Mom's House is a Taiwanese Hokkien television drama that began airing on Formosa Television in Taiwan. This is also known as the first HD drama ever broadcast on Formosa Television. During the last week of the drama's run, where the final two episode were broadcast, Formosa Television received the highest rating ever recorded in their 8 o'clock slot, which was 9.78 million. On average, the show received 7.97 million viewers.

==Plot==
Retired principal, Lin Shishi, marries off his three daughters one by one. But even as his daughters venture into their brand new lives, Lin and his wife continue to give them their non-wavering support whenever they encounter obstacles in their marriages.

==Cast==
- Shi Ying as Lin Shishi
- Tang Meiyen as Wu Baozhu
- Lei Hong as Peng Dahai
- Mike Lee as Peng Jianhong
- Fon Cin as Lin Liyun

==Accolades==

| Year | Ceremony | Category | Nominee | Result |
|---|---|---|---|---|
| 2008 | 43rd Golden Bell Awards | TV series Actor Award | Rejon | Won |
| 2009 | 44th Golden Bell Awards | TV series Actress Award | Tang Mei-yun | Nominated |

==International broadcast==

===Malaysia===
The drama was broadcast on Astro Hua Hee Dai, weekdays at 8:30-9:30pm, starting on November 17, 2008 and concluding on July 8, 2012. Another Astro channel, Ria, broadcast the show in its original Taiwan episode length daily at 7pm starting on January 4, 2010 and ending on September 27, 2011. The drama was also broadcast on 8TV under the English title Mother's House for two episodes with one hour each from Monday to Friday, at 11:30 MST and 13:00 MST with a 30 minutes break of its Midday Mandarin News at 12:30 MST. The drama was broadcast on 8TV starting on January 2, 2013 and ending on October 21, 2014.

===Gala Television===
Gala Television another broadcaster in Taiwan, showed the drama Monday - Friday in the timeslot of 5-7pm, each day showing 2 one-hour format episodes on GTV One. The broadcast started on May 3, 2010 and concluded on October 14, 2011.

===Indonesia===
Indosiar broadcast the drama daily, 7-10pm, starting on May 9, 2011

===Singapore===
The drama was first broadcast on VV Drama at 19:00–20:00 from Monday to Friday Premiere (+3) at 22:00–23:00. It was also broadcast in the morning from 1:14–2:04 am and 9:00–9:50 am. It was also broadcast in the afternoon from 2:00–2:50 pm. The broadcast started on December 5, 2009.

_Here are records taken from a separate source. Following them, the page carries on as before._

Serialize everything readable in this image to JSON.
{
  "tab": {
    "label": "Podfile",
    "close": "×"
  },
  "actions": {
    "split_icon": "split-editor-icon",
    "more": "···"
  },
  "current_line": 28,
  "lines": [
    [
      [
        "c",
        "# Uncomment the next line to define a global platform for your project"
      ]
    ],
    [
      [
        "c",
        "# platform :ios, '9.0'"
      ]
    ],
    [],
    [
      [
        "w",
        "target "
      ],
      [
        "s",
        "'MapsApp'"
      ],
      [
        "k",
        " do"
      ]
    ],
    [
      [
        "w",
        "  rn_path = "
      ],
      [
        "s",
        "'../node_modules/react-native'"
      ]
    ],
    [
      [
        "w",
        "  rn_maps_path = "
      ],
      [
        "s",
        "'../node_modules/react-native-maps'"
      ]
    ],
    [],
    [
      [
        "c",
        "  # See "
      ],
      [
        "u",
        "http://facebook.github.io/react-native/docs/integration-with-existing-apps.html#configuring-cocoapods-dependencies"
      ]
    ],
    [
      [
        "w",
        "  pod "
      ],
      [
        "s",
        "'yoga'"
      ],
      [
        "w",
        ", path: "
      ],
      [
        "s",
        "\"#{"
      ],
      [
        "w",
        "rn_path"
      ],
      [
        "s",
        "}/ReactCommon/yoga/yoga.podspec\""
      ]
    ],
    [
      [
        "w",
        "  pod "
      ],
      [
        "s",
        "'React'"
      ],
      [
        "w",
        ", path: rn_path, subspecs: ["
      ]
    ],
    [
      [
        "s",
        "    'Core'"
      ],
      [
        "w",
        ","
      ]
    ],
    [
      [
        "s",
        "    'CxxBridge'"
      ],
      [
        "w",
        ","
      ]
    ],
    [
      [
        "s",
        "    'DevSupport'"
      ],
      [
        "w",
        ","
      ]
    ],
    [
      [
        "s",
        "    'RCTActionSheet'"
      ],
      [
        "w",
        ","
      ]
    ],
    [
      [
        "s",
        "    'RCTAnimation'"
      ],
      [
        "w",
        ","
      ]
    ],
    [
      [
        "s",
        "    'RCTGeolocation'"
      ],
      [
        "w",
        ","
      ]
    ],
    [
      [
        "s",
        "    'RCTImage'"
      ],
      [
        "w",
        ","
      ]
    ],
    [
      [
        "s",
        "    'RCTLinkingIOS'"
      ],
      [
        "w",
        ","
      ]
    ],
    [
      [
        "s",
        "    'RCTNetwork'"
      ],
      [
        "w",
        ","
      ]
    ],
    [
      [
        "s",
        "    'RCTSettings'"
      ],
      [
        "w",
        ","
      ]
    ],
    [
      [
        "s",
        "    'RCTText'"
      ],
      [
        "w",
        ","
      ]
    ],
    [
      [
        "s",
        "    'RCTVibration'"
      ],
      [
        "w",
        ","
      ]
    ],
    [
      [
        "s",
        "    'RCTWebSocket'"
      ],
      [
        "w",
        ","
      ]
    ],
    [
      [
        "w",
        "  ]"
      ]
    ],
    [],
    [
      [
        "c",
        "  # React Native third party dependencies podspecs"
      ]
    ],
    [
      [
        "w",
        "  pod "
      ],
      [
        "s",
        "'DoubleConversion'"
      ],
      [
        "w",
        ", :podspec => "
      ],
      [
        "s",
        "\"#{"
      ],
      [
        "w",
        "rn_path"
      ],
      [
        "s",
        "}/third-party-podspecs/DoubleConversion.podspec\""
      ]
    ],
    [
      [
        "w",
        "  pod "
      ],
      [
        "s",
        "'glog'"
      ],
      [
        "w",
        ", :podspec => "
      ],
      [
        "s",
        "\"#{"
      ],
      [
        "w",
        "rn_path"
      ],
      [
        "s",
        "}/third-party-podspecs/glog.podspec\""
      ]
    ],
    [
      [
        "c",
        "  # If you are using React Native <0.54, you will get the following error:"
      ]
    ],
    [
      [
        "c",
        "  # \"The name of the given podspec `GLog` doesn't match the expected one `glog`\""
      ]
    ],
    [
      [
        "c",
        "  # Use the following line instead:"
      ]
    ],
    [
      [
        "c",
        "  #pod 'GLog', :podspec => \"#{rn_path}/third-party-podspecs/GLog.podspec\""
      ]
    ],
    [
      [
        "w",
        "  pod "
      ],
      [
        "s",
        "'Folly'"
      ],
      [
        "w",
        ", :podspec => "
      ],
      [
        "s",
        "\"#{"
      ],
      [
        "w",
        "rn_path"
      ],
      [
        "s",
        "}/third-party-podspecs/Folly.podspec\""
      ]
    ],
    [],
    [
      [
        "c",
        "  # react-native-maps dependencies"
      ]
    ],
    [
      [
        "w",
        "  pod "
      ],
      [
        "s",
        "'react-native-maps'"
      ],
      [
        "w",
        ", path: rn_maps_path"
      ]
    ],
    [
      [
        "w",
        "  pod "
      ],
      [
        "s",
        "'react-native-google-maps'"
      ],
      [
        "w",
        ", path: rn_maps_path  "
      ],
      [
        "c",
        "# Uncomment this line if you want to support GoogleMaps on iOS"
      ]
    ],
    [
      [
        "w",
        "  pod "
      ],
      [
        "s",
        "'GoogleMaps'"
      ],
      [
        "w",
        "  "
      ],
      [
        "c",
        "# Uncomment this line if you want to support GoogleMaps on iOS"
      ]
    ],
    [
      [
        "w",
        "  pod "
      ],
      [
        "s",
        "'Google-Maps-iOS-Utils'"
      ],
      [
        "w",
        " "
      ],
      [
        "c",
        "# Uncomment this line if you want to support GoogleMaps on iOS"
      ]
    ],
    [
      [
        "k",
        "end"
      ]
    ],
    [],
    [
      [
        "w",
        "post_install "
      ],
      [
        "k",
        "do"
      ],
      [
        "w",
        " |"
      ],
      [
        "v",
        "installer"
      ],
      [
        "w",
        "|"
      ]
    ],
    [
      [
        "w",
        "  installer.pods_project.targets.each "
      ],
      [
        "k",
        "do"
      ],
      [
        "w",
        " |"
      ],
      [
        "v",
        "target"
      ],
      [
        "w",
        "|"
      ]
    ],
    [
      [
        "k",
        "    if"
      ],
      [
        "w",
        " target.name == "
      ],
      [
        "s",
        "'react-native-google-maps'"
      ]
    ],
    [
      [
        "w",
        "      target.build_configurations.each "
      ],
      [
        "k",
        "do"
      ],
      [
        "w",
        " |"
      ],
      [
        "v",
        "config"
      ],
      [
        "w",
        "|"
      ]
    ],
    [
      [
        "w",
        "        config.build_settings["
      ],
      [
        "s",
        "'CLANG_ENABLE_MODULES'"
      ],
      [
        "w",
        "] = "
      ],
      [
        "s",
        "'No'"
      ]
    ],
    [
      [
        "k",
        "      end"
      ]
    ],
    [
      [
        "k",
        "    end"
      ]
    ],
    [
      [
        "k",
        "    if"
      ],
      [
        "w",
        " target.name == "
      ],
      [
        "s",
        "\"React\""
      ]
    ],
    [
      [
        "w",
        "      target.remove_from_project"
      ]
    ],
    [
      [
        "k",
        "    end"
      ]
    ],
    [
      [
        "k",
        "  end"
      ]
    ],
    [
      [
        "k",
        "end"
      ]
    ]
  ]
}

The series was also broadcast in Singapore Channel, Mediacorp Channel 8 on weekdays from 4:30 to 5:30 pm. It is the fifth Taiwan drama to broadcast the show in Singapore but due to local broadcast laws prohibiting radio or television broadcasts in Chinese dialects, the show was dubbed into Mandarin when it aired on Singapore's MediaCorp Channel 8, thus making it the first channel to broadcast the show in Mandarin. The show began on 13 March 2015 and has a total of 937 episodes and ended its run in 2018.

====Repeat Telecast (2017)====
The series is repeating its broadcast from 4–6:00 am and ended its repeat telecast in 2019.

===Macau===
TDM Ou Mun broadcast the drama on the weekdays, showing two episodes. One at 11:30-12:30pm and one at 1:00pm–2:00pm. Broadcast started on December 5, 2011.